La pulizia nell’area di via Risorgive

Decine di volontari si sono distribuiti lungo l’area raccogliendo una grande quantità di rifiuti: soprattutto plastica, lattine e materiale secco, oltre a ingombranti come il divano ritrovato e rimosso. Un’azione capillare che, in poche ore, ha restituito maggiore decoro a un tratto verde spesso trasformato in discarica improvvisata.

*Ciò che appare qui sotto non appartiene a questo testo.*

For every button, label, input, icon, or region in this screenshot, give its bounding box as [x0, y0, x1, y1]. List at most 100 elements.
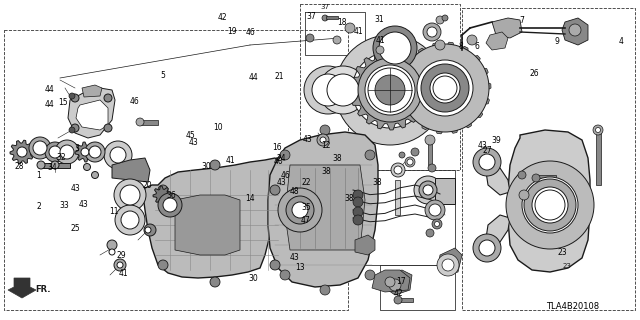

Comune e associazioni per la Giornata della Terra

L’iniziativa, promossa dal Comune in occasione della Giornata mondiale della Terra, è stata organizzata con il supporto di Fipsas e Contarina. Tra i partecipanti anche l’Associazione Alpini di San Biagio, presente con i propri volontari nelle attività dedicate alla comunità.

Campagnol: «Immagine che deve far riflettere»

«Il ritrovamento del divano è un’immagine che colpisce e che deve far riflettere, perché racconta meglio di qualsiasi parola quanto sia urgente continuare a lavorare sul fronte della responsabilità individuale», ha dichiarato l’assessore comunale all’Ambiente Fabrizio Campagnol. «Allo stesso tempo, però, la risposta dei volontari dimostra che esiste una comunità attenta e pronta a mettersi in gioco per il bene comune. A tutti loro va il nostro ringraziamento più sincero, così come alle realtà che hanno collaborato all’organizzazione di questa giornata. Questi momenti non sono solo operativi, ma anche educativi: servono a costruire una cultura del rispetto che deve diventare sempre più diffusa».